A supplied image obtained on Tuesday, February 27, 2024, of of a plant with Stem Rust disease, which poses a significant threat to the Australian wheat industry. Image AAP

Identifying new genes in plant pathogens and boosting security within crops is one step closer following a rapid screening platform developed by the CSIRO.

The rapid-gene screening platform can identify new avirulence (Avr) effector genes in plant pathogens, marking a technological leap in future pathogen-resistant crop developments.

Effector genes encode proteins that suppress plant immune responses and pathogens are organisms that cause plant diseases, greatly reducing agricultural productivity whilst being a threat to food security.

It is estimated rust pathogens alone contribute to crop losses of $A1.5 billion annually worldwide.

This gene-screening platform is a huge step in breeding durable diseases-resistant crops, the CSIRO's Dr Peter Dodds said.


"Our advanced screening technology represents a technological leap forward in our ability to study the processes that give plants enduring resistance to disease, enabling new genetic strategies to safeguard crop production and disease management in Australia and abroad," Dr Dodds said on Tuesday.

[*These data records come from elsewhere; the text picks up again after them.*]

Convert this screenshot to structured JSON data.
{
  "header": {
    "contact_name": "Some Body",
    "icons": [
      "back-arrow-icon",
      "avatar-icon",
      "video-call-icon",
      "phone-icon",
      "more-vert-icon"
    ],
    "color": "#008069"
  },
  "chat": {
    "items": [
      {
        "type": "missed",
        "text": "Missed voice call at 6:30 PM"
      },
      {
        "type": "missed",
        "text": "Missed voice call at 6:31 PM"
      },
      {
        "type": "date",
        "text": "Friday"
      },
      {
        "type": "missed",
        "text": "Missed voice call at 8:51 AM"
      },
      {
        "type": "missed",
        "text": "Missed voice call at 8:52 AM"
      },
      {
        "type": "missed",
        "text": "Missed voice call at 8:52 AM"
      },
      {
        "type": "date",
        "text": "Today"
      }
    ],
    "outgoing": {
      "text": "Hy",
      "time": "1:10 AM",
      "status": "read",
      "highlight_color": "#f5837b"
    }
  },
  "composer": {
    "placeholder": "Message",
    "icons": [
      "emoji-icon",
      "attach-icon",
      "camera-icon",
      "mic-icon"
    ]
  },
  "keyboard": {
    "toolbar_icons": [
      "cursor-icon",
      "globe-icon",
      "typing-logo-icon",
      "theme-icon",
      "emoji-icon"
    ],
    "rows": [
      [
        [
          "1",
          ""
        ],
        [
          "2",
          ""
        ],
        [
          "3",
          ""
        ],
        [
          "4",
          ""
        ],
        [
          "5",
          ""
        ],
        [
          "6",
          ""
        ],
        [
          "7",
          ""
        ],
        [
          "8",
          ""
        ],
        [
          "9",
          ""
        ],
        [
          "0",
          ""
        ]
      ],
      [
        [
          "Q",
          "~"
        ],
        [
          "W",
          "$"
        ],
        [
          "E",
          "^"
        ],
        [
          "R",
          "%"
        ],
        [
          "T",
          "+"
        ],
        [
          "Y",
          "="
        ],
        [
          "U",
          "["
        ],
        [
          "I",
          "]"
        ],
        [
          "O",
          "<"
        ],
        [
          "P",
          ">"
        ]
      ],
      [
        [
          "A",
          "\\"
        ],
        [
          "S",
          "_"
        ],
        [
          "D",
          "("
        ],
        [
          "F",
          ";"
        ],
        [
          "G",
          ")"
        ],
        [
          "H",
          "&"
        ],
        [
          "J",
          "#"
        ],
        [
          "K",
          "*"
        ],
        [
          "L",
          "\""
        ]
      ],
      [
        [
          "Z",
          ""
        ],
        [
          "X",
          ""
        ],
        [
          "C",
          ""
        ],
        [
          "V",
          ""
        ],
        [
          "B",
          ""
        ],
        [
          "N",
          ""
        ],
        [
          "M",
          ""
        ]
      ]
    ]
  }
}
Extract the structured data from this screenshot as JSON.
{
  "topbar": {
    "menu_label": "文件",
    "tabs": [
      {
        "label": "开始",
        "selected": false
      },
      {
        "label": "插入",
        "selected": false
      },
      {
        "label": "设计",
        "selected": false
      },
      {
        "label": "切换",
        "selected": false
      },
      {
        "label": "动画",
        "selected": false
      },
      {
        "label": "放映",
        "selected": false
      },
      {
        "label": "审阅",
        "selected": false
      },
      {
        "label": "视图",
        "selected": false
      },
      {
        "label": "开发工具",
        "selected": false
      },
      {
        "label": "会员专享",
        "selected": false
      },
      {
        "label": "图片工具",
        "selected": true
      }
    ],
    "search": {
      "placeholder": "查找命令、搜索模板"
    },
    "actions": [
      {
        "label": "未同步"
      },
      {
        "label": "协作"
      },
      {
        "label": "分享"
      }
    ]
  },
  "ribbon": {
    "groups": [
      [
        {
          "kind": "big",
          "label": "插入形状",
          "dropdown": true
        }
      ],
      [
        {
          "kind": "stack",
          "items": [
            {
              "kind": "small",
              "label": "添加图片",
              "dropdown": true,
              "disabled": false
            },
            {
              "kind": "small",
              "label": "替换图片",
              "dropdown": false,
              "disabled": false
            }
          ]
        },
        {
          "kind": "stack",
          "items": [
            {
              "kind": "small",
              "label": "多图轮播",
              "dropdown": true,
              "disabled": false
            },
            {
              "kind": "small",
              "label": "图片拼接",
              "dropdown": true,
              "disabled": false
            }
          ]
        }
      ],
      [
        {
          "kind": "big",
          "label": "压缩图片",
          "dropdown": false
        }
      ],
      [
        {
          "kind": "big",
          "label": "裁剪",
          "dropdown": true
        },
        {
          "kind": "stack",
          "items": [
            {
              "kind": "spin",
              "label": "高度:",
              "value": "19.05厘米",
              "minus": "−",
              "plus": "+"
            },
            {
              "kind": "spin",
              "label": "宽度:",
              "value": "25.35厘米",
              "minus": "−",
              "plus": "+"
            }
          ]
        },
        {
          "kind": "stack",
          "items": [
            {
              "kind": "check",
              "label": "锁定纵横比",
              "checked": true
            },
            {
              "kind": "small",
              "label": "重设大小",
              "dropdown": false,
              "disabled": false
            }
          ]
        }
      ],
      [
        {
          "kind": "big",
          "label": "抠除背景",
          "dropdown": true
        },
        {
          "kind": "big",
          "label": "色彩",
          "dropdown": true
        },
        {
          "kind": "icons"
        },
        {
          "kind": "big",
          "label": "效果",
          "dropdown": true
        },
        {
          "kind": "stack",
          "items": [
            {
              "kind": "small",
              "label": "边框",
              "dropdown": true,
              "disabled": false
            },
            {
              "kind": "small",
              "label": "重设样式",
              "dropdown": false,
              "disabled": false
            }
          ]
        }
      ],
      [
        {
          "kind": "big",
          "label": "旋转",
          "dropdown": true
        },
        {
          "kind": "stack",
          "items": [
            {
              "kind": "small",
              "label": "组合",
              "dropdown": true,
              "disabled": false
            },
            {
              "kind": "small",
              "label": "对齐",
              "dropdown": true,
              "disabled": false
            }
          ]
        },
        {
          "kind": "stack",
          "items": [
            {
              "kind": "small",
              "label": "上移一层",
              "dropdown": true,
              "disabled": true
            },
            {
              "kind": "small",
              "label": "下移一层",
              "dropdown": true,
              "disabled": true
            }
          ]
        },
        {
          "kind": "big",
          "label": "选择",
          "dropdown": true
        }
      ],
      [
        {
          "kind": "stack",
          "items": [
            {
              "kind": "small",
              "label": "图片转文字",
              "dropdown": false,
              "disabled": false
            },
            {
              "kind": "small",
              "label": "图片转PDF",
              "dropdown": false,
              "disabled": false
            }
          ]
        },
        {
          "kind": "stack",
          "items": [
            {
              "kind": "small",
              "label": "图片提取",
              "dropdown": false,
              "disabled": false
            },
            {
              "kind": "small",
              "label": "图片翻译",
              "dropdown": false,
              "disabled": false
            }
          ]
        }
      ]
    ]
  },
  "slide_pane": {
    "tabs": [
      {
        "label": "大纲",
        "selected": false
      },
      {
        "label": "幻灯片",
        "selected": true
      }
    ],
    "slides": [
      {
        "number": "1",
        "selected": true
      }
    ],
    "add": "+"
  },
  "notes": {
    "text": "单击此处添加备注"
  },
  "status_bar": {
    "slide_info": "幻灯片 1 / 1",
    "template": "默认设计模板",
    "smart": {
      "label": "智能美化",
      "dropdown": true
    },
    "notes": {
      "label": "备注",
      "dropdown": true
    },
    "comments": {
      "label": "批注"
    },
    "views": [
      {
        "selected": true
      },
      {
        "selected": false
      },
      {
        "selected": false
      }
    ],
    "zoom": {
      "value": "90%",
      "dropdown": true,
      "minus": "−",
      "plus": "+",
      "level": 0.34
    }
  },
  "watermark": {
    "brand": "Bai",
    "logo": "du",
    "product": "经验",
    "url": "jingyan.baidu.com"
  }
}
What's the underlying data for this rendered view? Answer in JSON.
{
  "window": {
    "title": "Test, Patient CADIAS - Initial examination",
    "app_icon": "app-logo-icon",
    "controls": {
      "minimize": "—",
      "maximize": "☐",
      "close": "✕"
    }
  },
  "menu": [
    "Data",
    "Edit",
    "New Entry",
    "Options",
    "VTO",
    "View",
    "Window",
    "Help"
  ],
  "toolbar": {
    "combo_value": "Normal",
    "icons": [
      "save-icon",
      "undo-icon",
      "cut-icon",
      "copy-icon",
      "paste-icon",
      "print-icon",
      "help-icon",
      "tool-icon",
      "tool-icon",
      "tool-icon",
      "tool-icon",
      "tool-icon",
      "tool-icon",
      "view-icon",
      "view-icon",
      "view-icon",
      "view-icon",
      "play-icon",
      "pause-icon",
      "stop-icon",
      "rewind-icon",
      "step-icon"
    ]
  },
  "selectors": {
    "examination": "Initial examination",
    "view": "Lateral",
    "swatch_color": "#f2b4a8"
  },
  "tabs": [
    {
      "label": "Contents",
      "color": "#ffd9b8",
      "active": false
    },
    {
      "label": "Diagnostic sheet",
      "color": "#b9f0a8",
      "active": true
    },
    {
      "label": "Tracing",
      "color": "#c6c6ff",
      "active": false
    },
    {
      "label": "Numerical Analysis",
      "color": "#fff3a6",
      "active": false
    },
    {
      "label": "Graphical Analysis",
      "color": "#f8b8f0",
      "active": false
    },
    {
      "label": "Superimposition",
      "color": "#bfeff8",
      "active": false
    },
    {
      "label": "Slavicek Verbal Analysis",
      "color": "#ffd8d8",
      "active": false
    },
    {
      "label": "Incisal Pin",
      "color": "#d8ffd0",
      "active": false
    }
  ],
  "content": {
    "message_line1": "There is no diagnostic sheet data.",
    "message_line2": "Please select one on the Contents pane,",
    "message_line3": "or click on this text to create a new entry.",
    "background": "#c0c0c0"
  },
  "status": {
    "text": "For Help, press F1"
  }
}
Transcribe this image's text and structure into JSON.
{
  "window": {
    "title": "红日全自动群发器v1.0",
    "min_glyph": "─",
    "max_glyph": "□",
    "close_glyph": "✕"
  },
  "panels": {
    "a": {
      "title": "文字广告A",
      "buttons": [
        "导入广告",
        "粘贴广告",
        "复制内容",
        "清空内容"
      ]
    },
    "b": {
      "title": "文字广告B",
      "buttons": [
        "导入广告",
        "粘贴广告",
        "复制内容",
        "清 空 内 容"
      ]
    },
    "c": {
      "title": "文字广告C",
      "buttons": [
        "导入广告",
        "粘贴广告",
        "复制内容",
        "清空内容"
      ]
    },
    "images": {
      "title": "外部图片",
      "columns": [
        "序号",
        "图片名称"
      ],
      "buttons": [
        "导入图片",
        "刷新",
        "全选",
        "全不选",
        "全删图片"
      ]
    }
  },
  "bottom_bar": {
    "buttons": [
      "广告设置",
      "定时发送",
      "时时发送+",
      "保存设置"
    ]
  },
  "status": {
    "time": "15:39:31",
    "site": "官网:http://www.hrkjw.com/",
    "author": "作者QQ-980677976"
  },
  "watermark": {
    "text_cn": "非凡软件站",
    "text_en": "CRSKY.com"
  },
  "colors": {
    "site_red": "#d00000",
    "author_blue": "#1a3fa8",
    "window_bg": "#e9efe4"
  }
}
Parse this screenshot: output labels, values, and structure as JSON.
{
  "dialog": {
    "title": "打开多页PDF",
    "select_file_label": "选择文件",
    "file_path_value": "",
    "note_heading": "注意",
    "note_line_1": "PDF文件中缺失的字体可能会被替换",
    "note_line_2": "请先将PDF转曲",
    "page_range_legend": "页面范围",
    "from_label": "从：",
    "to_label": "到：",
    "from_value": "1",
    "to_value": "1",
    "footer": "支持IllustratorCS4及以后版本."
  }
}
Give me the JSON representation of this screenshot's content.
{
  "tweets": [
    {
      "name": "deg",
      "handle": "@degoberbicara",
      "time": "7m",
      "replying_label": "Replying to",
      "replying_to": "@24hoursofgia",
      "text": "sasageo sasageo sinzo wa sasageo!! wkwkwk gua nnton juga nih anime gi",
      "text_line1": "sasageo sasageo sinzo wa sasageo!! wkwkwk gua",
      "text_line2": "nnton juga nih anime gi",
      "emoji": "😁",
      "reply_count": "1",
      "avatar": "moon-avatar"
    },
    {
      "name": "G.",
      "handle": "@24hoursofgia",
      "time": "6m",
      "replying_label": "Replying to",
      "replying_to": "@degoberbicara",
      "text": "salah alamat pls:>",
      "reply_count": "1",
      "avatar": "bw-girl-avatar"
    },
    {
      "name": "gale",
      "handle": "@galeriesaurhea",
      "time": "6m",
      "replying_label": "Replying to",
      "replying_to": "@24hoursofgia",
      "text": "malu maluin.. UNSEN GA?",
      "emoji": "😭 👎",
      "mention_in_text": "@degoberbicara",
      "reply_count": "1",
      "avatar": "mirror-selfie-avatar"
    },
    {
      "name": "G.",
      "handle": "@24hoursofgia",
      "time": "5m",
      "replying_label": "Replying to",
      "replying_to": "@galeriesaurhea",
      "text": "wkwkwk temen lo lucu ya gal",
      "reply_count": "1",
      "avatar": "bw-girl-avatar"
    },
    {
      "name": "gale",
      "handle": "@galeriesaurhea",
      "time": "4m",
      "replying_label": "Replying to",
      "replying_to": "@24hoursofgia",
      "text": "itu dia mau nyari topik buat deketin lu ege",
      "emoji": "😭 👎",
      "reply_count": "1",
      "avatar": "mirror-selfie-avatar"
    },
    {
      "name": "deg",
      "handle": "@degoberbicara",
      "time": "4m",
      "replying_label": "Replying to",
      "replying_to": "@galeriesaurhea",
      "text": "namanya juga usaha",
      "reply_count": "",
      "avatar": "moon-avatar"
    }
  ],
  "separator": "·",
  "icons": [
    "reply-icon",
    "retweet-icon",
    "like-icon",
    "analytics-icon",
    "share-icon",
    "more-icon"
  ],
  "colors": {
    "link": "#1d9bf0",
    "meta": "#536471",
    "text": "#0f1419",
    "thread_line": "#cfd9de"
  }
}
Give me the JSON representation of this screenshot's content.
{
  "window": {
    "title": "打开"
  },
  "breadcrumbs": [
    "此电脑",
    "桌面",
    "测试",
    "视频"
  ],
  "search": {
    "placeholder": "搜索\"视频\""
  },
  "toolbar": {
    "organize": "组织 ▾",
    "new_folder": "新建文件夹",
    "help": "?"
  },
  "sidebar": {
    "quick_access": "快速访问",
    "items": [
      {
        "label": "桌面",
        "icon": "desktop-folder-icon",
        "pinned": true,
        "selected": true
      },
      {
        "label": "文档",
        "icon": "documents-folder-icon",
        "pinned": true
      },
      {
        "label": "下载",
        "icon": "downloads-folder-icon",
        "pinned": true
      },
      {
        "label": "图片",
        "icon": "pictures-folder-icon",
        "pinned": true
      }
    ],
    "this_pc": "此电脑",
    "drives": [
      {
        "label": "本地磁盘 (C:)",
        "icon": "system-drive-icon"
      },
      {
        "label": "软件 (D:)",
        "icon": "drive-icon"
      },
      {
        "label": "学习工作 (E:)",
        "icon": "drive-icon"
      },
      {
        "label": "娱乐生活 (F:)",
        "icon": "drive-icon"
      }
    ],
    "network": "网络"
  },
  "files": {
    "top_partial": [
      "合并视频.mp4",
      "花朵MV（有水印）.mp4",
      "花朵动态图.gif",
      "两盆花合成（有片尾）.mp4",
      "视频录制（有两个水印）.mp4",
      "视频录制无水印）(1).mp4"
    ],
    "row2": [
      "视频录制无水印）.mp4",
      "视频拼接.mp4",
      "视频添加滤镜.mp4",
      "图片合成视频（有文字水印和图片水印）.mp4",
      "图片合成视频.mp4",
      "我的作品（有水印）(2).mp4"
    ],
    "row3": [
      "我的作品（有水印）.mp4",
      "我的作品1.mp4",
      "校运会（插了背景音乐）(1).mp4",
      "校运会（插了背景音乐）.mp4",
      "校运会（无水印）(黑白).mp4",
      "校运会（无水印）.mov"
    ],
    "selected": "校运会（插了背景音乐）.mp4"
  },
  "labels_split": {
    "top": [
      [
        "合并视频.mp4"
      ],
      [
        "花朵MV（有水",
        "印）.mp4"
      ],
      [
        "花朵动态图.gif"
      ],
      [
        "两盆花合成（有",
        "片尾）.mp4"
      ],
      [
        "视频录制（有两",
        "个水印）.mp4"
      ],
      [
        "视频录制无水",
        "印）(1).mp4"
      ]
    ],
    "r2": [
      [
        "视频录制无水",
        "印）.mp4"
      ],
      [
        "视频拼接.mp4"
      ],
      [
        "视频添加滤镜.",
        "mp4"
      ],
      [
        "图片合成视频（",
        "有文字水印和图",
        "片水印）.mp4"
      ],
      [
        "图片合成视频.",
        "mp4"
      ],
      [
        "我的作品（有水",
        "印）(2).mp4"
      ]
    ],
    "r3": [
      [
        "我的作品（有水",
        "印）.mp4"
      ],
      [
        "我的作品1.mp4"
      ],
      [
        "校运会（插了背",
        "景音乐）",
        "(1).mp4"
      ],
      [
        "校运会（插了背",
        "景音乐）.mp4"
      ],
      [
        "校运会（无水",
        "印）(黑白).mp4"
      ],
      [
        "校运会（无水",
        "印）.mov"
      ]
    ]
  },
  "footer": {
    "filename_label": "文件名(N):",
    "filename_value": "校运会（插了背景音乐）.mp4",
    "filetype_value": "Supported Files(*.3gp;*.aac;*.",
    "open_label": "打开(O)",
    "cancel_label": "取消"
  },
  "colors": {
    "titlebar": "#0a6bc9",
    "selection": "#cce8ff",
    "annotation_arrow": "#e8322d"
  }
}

"This method enables high-throughput screening of complex genetic libraries in a plant's cellular environment at an unprecedented speed. 

"This enhances the ability to select more disease-resistant crops and aids efforts in pathogen surveillance."

Scientists have been able to identify several new fungal Avr effector genes in the wheat stem rust pathogen.

Dr Dodds said if the plant can recognise these pathogen proteins, a plant defence mechanism can be activated and stop widespread infection. 

"This technology positions CSIRO to tackle important biosecurity challenges as climate change increases risks for disease outbreaks," he said. 

Project co-lead, Dr Thomas Vanhercke said that while this study examined Avr genes in a rust fungus that affects wheat, the same technique can be applied to other crops and pathogens.  

The findings have been published in the scientific journal Nature Plants.